What are the kind of projects that you are working on at the moment and the areas you are focussing on?
One of the projects I am involved in is the Coalition for The International Platform for Climate Finance (IPCF). I was until recently a non-executive director for the Brunel Pension Partnership. I am involved in the Net Zero Asset Owner’s Alliance. I have written a short piece published by Actuaries for Transformational Change (ATC). Another involvement is the Taskforce for Pension Scheme Voting Implementation (TPSVI), which aims to support trustee-directed voting. I am also involved in the Red Lines Voting guidelines, started some years ago by AMNT (Associates for Member Nominated Trustees).
I work a lot with COP26. As an example, I am working with Nigel Topping (UK government Climate Champion) and his team crafting pathways for actors in the finance and investment sector. I represent the actuarial profession on the Oxford Smith School Sustainable Finance Global Advisory Council. They do academic research around system change relating to sustainable finance. Part of what I do is promote the good work of others in order to accelerate change.
How have you seen attitudes change towards responsible investment and sustainable finance over the course of your career?
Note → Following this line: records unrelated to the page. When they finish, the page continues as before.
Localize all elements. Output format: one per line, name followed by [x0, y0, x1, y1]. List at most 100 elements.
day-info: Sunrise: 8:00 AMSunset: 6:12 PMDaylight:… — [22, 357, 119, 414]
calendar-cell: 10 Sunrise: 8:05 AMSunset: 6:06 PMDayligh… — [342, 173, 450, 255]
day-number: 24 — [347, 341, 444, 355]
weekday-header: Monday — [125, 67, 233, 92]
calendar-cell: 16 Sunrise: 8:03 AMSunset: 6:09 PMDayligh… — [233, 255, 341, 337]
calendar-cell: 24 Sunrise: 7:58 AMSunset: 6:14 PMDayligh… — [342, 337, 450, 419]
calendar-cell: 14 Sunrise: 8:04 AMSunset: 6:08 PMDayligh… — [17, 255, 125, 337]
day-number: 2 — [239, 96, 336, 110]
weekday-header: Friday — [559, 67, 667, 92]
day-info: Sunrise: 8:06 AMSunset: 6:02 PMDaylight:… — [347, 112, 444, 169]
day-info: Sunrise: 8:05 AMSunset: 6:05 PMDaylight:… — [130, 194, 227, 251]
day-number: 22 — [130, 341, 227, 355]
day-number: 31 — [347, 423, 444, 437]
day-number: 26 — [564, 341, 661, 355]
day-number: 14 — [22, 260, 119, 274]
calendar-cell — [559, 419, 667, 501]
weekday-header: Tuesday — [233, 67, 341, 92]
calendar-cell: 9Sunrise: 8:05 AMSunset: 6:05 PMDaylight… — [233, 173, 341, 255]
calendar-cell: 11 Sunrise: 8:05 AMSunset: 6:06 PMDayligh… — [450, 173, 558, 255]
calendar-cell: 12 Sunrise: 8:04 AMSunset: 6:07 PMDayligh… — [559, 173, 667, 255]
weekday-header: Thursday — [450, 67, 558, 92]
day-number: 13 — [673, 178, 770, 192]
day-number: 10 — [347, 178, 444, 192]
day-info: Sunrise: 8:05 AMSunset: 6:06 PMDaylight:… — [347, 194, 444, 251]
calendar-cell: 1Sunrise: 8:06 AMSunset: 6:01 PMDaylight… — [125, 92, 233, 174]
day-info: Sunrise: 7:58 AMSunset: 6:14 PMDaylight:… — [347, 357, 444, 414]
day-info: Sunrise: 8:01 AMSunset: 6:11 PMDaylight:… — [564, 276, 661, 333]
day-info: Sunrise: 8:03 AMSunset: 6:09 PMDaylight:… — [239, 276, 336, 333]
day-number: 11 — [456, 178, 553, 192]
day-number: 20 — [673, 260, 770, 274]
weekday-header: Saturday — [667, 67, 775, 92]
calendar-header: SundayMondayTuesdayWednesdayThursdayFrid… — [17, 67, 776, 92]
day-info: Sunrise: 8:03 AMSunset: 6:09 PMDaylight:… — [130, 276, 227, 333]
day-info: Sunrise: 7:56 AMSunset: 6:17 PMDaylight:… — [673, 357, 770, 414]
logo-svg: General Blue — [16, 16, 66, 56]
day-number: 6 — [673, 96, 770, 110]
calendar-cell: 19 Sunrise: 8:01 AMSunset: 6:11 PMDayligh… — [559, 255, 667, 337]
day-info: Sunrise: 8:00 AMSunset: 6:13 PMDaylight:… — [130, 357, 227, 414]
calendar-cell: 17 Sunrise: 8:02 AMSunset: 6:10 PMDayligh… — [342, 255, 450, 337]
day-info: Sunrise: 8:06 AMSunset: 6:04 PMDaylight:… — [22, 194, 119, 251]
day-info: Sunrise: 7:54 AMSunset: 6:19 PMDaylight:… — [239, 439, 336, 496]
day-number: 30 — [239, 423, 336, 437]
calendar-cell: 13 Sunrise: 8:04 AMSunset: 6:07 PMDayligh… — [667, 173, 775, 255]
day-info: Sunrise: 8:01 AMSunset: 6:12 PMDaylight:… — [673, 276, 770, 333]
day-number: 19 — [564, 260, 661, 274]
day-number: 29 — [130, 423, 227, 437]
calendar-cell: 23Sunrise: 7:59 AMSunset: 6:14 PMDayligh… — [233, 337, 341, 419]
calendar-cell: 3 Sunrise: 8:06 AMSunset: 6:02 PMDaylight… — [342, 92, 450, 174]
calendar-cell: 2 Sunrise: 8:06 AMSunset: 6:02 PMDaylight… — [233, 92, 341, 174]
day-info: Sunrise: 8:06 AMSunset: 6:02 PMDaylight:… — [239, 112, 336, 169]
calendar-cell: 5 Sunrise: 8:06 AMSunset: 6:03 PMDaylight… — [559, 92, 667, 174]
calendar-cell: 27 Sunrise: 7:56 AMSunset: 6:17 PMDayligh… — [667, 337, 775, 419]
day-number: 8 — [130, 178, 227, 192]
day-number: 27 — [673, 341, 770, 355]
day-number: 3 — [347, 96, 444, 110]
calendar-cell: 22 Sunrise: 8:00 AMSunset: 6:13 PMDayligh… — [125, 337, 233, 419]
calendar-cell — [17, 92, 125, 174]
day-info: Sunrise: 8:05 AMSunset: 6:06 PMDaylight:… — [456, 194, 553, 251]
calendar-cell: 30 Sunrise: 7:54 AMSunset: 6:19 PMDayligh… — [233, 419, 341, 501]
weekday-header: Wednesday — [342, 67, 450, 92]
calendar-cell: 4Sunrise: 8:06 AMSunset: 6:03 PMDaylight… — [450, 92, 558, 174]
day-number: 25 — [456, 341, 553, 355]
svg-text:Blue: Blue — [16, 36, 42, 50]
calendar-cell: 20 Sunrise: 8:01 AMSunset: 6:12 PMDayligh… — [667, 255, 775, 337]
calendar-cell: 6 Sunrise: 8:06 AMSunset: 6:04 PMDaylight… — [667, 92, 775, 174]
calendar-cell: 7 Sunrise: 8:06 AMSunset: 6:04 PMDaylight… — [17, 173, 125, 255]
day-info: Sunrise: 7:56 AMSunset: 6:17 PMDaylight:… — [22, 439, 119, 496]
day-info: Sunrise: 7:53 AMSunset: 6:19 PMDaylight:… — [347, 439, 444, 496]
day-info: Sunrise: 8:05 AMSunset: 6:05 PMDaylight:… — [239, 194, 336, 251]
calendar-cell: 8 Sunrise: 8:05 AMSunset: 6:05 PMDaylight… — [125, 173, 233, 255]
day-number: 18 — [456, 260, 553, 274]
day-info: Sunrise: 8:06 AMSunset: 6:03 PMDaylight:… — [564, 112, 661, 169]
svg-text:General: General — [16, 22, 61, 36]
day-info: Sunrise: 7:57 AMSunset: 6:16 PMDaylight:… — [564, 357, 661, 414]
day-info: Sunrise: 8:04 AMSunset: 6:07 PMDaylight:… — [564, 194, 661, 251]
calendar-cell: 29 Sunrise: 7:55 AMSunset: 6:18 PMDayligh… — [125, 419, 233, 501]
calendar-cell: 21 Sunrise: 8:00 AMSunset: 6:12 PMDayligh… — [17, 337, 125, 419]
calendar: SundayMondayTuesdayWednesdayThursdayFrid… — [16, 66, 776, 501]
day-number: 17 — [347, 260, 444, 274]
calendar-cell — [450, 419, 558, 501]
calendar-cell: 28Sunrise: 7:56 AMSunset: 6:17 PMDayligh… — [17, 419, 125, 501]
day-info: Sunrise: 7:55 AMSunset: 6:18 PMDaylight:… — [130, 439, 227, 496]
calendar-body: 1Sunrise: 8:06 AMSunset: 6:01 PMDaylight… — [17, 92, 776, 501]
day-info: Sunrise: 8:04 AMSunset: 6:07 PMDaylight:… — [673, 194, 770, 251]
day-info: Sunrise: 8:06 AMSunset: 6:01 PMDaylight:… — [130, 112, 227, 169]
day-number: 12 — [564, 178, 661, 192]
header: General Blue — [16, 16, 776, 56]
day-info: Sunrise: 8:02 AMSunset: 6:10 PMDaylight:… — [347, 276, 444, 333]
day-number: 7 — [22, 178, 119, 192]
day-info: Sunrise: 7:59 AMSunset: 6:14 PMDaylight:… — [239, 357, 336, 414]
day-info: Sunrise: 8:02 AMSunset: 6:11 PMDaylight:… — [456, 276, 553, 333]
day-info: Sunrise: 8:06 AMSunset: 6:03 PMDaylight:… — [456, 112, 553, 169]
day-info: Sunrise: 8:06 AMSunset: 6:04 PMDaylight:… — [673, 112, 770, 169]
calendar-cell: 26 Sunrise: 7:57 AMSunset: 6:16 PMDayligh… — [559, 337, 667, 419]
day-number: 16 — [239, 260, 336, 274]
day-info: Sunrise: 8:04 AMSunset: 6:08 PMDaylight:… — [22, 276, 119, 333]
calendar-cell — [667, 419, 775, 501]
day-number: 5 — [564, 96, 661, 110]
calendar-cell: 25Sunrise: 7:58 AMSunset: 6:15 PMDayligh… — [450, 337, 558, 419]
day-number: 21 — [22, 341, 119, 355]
What do you think have been the drivers of this?
The main reason for a lot of the change is that the finance industry realised it is there to serve society. If you have been involved in this area for a while, you would see that it has been accelerating, but perhaps not that many people noticed until recently. COP26 has definitely focused minds on climate issues.
Do you see any potential issues arising from the current heightened focus on climate change?
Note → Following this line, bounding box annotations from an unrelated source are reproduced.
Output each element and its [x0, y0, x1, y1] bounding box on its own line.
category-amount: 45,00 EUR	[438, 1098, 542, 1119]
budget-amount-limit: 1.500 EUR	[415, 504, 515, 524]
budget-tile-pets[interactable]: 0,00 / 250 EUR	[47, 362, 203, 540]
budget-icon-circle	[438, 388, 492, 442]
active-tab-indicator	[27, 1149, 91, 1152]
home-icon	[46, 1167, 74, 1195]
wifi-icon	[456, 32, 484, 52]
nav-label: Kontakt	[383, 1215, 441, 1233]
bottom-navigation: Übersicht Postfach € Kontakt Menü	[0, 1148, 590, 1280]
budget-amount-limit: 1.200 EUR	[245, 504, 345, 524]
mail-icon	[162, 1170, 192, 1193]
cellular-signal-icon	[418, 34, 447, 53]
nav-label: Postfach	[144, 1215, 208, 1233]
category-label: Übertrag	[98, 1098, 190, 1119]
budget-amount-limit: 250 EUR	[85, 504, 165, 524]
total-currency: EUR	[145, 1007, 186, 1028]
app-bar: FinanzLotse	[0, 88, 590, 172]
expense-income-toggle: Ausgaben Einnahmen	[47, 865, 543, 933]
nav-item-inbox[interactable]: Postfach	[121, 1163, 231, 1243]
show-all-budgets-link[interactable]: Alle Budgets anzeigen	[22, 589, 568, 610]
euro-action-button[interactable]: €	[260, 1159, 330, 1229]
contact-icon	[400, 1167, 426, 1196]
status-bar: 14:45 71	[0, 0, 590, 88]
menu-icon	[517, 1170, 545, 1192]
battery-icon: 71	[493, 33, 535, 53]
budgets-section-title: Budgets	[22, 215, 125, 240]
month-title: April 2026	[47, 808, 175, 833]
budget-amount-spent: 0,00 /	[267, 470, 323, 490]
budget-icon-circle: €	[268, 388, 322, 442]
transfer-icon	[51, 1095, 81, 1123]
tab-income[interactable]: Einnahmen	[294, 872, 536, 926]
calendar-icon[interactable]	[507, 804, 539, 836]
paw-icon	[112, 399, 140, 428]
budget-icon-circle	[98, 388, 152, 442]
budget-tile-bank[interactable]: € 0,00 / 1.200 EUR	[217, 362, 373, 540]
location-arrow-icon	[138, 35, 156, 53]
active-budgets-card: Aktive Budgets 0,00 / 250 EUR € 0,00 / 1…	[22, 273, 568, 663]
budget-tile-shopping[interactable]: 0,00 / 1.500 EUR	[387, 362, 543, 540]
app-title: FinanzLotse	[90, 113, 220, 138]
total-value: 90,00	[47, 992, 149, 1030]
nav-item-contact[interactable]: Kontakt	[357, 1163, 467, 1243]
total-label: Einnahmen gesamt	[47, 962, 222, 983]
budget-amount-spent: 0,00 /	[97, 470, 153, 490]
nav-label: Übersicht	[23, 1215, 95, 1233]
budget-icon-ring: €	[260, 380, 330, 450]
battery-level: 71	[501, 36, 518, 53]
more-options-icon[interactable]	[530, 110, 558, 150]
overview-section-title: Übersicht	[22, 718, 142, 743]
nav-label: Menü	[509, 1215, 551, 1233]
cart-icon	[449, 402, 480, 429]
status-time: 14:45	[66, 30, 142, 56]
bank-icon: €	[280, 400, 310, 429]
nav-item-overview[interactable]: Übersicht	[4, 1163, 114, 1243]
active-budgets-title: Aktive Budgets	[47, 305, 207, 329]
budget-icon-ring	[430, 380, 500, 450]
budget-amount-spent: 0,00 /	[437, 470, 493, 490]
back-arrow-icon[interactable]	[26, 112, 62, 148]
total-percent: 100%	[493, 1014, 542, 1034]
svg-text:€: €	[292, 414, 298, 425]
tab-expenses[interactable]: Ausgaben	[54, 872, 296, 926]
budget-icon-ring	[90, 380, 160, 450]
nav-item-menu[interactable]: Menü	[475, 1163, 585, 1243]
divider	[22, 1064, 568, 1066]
The problem is that there is still not enough being done on climate change. One of the problems is that market participants are brought up on standard finance theory of alpha, beta, tracking error and related concepts. It is quite hard to bring the kind of thought processes we need on climate issues into that existing mindset.
Where do you think investors should be focussing their attention with regards to responsible investment? Are there any emerging themes you think will be significant that are currently being overlooked?
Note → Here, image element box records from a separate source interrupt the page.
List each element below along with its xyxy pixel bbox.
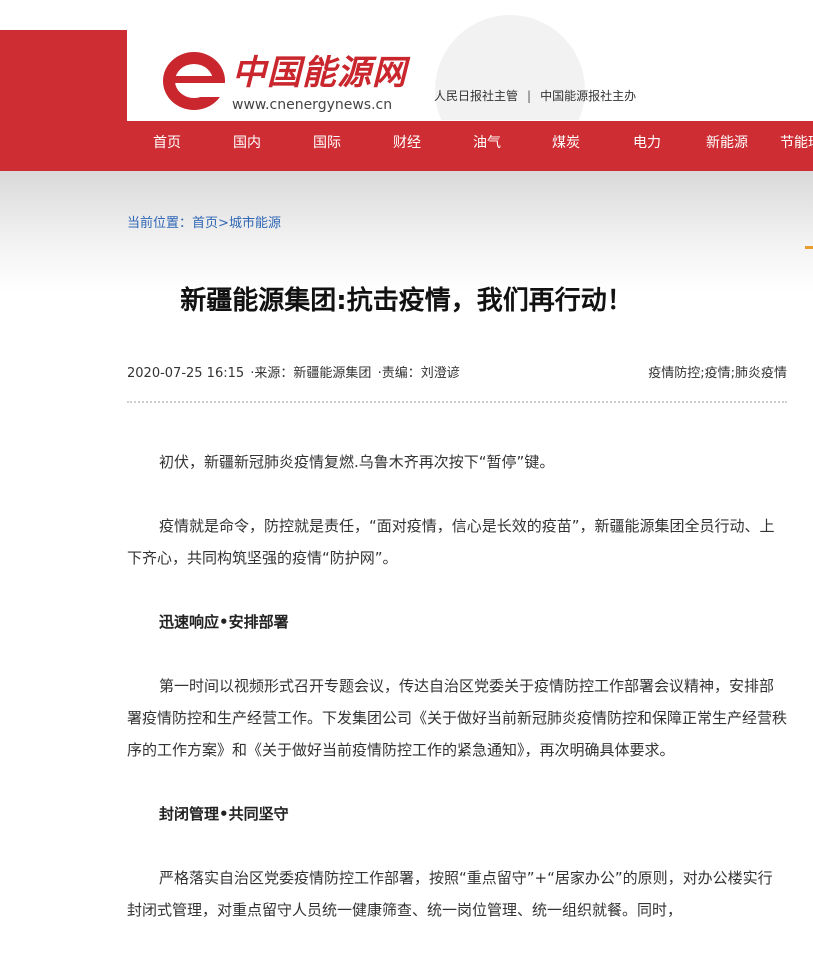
breadcrumb-prefix: 当前位置：	[127, 216, 193, 231]
article-subheading: 迅速响应•安排部署	[159, 613, 289, 631]
meta-divider	[127, 401, 787, 403]
sponsor-separator: |	[527, 89, 532, 103]
sponsor-2: 中国能源报社主办	[540, 89, 637, 103]
nav-item-oil-gas[interactable]: 油气	[473, 121, 501, 171]
sponsor-1: 人民日报社主管	[434, 89, 519, 103]
nav-item-international[interactable]: 国际	[313, 121, 341, 171]
main-nav: 首页 国内 国际 财经 油气 煤炭 电力 新能源 节能环	[127, 121, 813, 171]
logo-url: www.cnenergynews.cn	[232, 97, 393, 113]
article-paragraph: 第一时间以视频形式召开专题会议，传达自治区党委关于疫情防控工作部署会议精神，安排…	[127, 677, 788, 759]
logo-e-icon	[163, 52, 228, 110]
nav-item-energy-saving[interactable]: 节能环	[780, 121, 813, 171]
sponsor-line: 人民日报社主管 | 中国能源报社主办	[434, 87, 636, 104]
nav-item-power[interactable]: 电力	[633, 121, 661, 171]
article-paragraph: 疫情就是命令，防控就是责任，“面对疫情，信心是长效的疫苗”，新疆能源集团全员行动…	[127, 517, 775, 567]
nav-item-finance[interactable]: 财经	[393, 121, 421, 171]
article-tags-link[interactable]: 疫情防控;疫情;肺炎疫情	[648, 366, 787, 381]
article-source: ·来源：新疆能源集团	[250, 366, 372, 381]
article-paragraph: 严格落实自治区党委疫情防控工作部署，按照“重点留守”+“居家办公”的原则，对办公…	[127, 869, 773, 919]
article-body: 初伏，新疆新冠肺炎疫情复燃.乌鲁木齐再次按下“暂停”键。 疫情就是命令，防控就是…	[127, 446, 787, 958]
article-date: 2020-07-25 16:15	[127, 366, 245, 381]
article-tags: 疫情防控;疫情;肺炎疫情	[648, 362, 787, 381]
breadcrumb-home-link[interactable]: 首页	[192, 216, 218, 231]
breadcrumb: 当前位置：首页>城市能源	[127, 212, 281, 231]
article-editor: ·责编：刘澄谚	[377, 366, 460, 381]
article-paragraph: 初伏，新疆新冠肺炎疫情复燃.乌鲁木齐再次按下“暂停”键。	[159, 453, 555, 471]
header-red-block	[0, 30, 127, 171]
article-meta: 2020-07-25 16:15 ·来源：新疆能源集团 ·责编：刘澄谚	[127, 362, 462, 381]
article-title: 新疆能源集团:抗击疫情，我们再行动！	[180, 286, 633, 316]
breadcrumb-section-link[interactable]: 城市能源	[229, 216, 281, 231]
content-top-band	[0, 171, 813, 293]
nav-item-coal[interactable]: 煤炭	[552, 121, 580, 171]
article-subheading: 封闭管理•共同坚守	[159, 805, 289, 823]
edge-accent	[805, 246, 813, 249]
nav-item-home[interactable]: 首页	[153, 121, 181, 171]
nav-item-new-energy[interactable]: 新能源	[706, 121, 748, 171]
breadcrumb-separator: >	[218, 216, 229, 231]
logo-text: 中国能源网	[232, 53, 407, 93]
nav-item-domestic[interactable]: 国内	[233, 121, 261, 171]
Climate! Climate! Climate! It is hard to talk about overlooked themes because there are only limited resources available to tackle these issues. I think that the next theme that will be looked at closely will be some strand of inequality. Conversations should be had about where value creation takes place. Are some people having too much of the value they create extracted for someone else’s financial gain?
In your view, what role should finance play in the transition to net-zero and a more sustainable society?
The purpose of finance should be to serve what society wants to happen. Society wants net zero and more sustainability. So, we have to find a way of transforming the financial system into serving those goals.
What makes you feel passionately about climate change and sustainability issues?
I have seven surviving grandchildren, and my wife and I have five children, so it is their world we are stewarding. We want to be good ancestors. Also, it is a fascinating intellectual challenge. Hard, but enjoyable.
What is your advice for actuaries or investment practitioners who want to get more involved in sustainability?
If you are in a job, look into initiatives like ShareAction, ClientEarth or Carbon Tracker. Go to one or two of their seminars, work out how they are planning to change the world and think about how you can get involved. If there is something that interests you and you work in finance, figure out where the two come together and read up about it.
Do you have any top tips for widening your knowledge base?
If you are a self-motivated learner, once you read something you then know where you want to get to next. I wrote the climate reading guide with that in mind. We tend to learn about what interests us, so follow your interests.
Do you have any interesting plans or hopes for the future in this area?
I hope for more of the same. I am very fortunate that at this age I am blessed with skills I can use, enjoyably. So, my plans and hopes for the future are more of the same. Helping, in a small way, to make COP26 a success this year is a specific goal because that will be important for our children, our grandchildren and their future.